16歳〜23歳のホームレスを対象に、バリスタ訓練の機会を与えて経済的自立を支援する 『フェアスタート・カフェ@2100』 。レストランで調理訓練の機会を与えて経済的自立を支える非営利団体 『フェアスタート』 と、青年ホームレスの生活をサポートするシアトルの非営利団体 『ユース・ケア』 が共同で運営している。

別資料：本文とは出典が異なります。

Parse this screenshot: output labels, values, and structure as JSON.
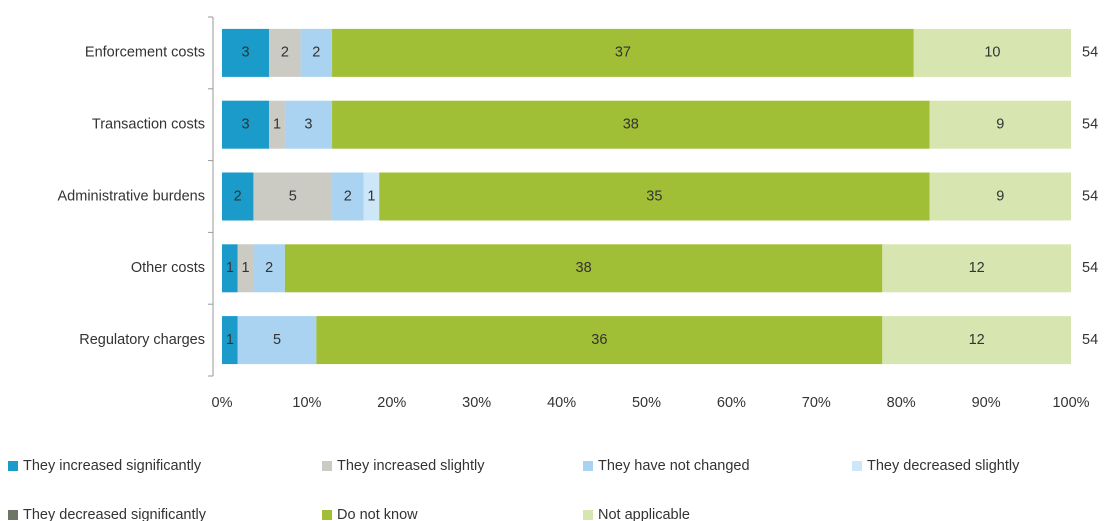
{
  "chart_data": {
    "type": "stacked_bar_100_horizontal",
    "categories": [
      "Enforcement costs",
      "Transaction costs",
      "Administrative burdens",
      "Other costs",
      "Regulatory charges"
    ],
    "series": [
      {
        "name": "They increased significantly",
        "color": "#1a9bc9",
        "values": [
          3,
          3,
          2,
          1,
          1
        ]
      },
      {
        "name": "They increased slightly",
        "color": "#cbcbc3",
        "values": [
          2,
          1,
          5,
          1,
          0
        ]
      },
      {
        "name": "They have not changed",
        "color": "#a9d3f1",
        "values": [
          2,
          3,
          2,
          2,
          5
        ]
      },
      {
        "name": "They decreased slightly",
        "color": "#cde7f9",
        "values": [
          0,
          0,
          1,
          0,
          0
        ]
      },
      {
        "name": "They decreased significantly",
        "color": "#6f7566",
        "values": [
          0,
          0,
          0,
          0,
          0
        ]
      },
      {
        "name": "Do not know",
        "color": "#a1bf36",
        "values": [
          37,
          38,
          35,
          38,
          36
        ]
      },
      {
        "name": "Not applicable",
        "color": "#d7e5b0",
        "values": [
          10,
          9,
          9,
          12,
          12
        ]
      }
    ],
    "totals": [
      54,
      54,
      54,
      54,
      54
    ],
    "xlim": [
      0,
      100
    ],
    "xticks": [
      {
        "value": 0,
        "label": "0%"
      },
      {
        "value": 10,
        "label": "10%"
      },
      {
        "value": 20,
        "label": "20%"
      },
      {
        "value": 30,
        "label": "30%"
      },
      {
        "value": 40,
        "label": "40%"
      },
      {
        "value": 50,
        "label": "50%"
      },
      {
        "value": 60,
        "label": "60%"
      },
      {
        "value": 70,
        "label": "70%"
      },
      {
        "value": 80,
        "label": "80%"
      },
      {
        "value": 90,
        "label": "90%"
      },
      {
        "value": 100,
        "label": "100%"
      }
    ],
    "legend": "bottom"
  }
}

『ユース・ケア』 は、米国西海岸初の青年ホームレス支援団体。路上で青年ホームレスのケアを行ったり、生活に必要なものを供給したり、就労訓練や教育を受ける機会を提供したりするなどの活動をしている。その就労訓練の一環として、ユース向けのプログラム実施を 『フェアスタート』と相談し、レーニア・バレーの 『2100ビル』 1階にカフェをオープン。訓練とカフェの運営を 『フェアスタート』 が、訓練生の生活サポートやプログラム終了後のフォロー・アップなどを 『ユース・ケア』 が担当するシステムができあがった。ビルには非営利団体の事務所が多数入居しているため、コミュニティの理解と協力が得られやすく、来店する人も多いという。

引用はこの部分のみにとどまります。